A cash shortage has spiked as opposition lawmakers say the inflation rate has soared above 6,000 percent in the 12-month period ending in February. The economic crisis has left Venezuelans standing in lines for hours to buy common food items and withdraw small increments of scarce cash from ATM machines.

One kilogram (2.2 pounds) of sugar costs around 250,000 bolivars. Meanwhile, the monthly minimum wage is less than 400,000 bolivars, which along with a food bonus amounts to about $5.60 at the black market exchange rate.

Critics consider Maduro's plan a superficial solution with little chance at solving the deep economic problems plaguing Venezuela.

"Dropping three zeros from the currency without solving the problem driving hyperinflation will help nothing," tweeted Asdrubal Oliveros, a Caracas-based economist and director of the Ecoanalitica.

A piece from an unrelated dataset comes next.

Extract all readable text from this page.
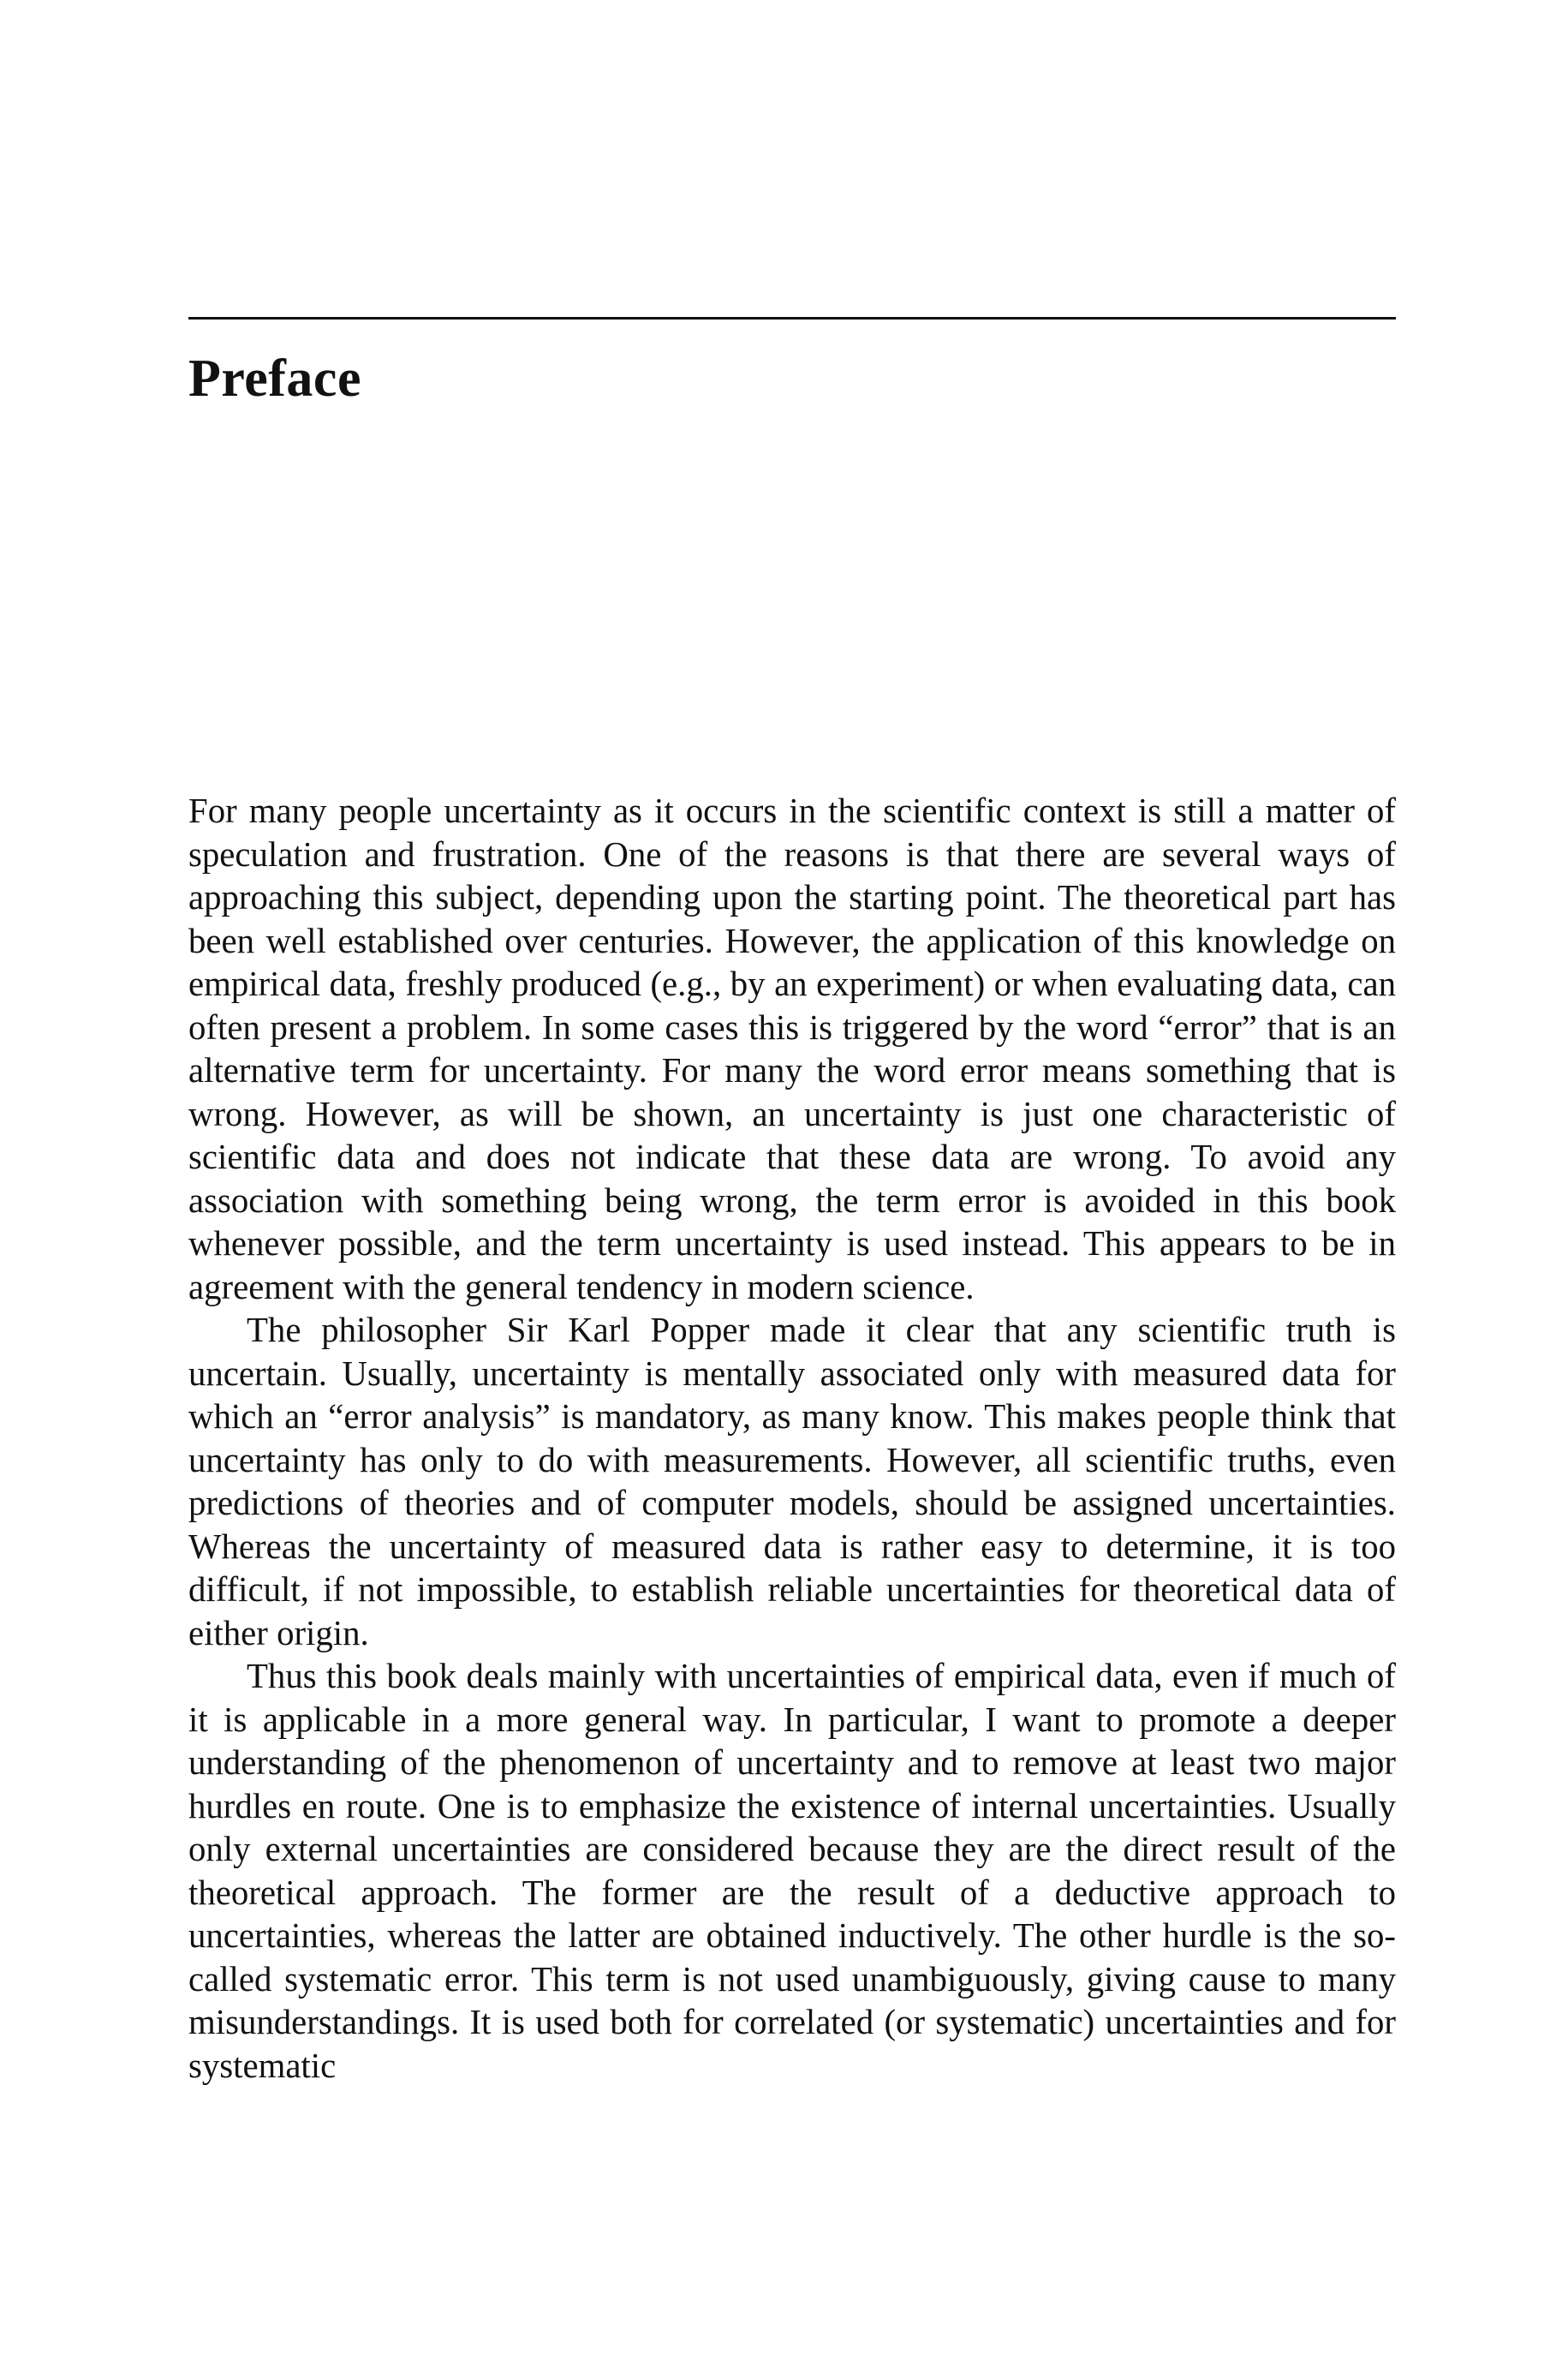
Preface

For many people uncertainty as it occurs in the scientific context is still a matter of speculation and frustration. One of the reasons is that there are several ways of approaching this subject, depending upon the starting point. The theoretical part has been well established over centuries. However, the application of this knowledge on empirical data, freshly produced (e.g., by an experiment) or when evaluating data, can often present a problem. In some cases this is triggered by the word “error” that is an alternative term for uncertainty. For many the word error means something that is wrong. However, as will be shown, an uncertainty is just one characteristic of scientific data and does not indicate that these data are wrong. To avoid any association with something being wrong, the term error is avoided in this book whenever possible, and the term uncertainty is used instead. This appears to be in agreement with the general tendency in modern science.

The philosopher Sir Karl Popper made it clear that any scientific truth is uncertain. Usually, uncertainty is mentally associated only with measured data for which an “error analysis” is mandatory, as many know. This makes people think that uncertainty has only to do with measurements. However, all scientific truths, even predictions of theories and of computer models, should be assigned uncertainties. Whereas the uncertainty of measured data is rather easy to determine, it is too difficult, if not impossible, to establish reliable uncertainties for theoretical data of either origin.

Thus this book deals mainly with uncertainties of empirical data, even if much of it is applicable in a more general way. In particular, I want to promote a deeper understanding of the phenomenon of uncertainty and to remove at least two major hurdles en route. One is to emphasize the existence of internal uncertainties. Usually only external uncertainties are considered because they are the direct result of the theoretical approach. The former are the result of a deductive approach to uncertainties, whereas the latter are obtained inductively. The other hurdle is the so-called systematic error. This term is not used unambiguously, giving cause to many misunderstandings. It is used both for correlated (or systematic) uncertainties and for systematic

The issue of new currency by Maduro, who is seeking re-election this year, is the second in the last decade. In 2008, then-President Hugo Chavez employed a similar tactic to circumvent high inflation by eliminating three zeros.

Maduro's main opponent in the presidential election, Henri Falcon, proposes dollarizing Venezuela's economy, a move Maduro staunchly rejects.

Venezuela's new money will also include two coins along with eight paper bills from 2 bolivars to 500 bolivars, said Maduro, without detailing how Venezuelan banks will handle the conversion.

The current 100,000-bolivar note is the largest in circulation now and will have been in existence for less than a year by the time it becomes obsolete.

Maduro's government also in the middle of rolling out Venezuela's own form of bitcoin, the petro, in an attempt to outmaneuver crippling U.S. sanctions. The U.S. Treasury Department recently said it is illegal for American citizens to own Venezuela's digital currency.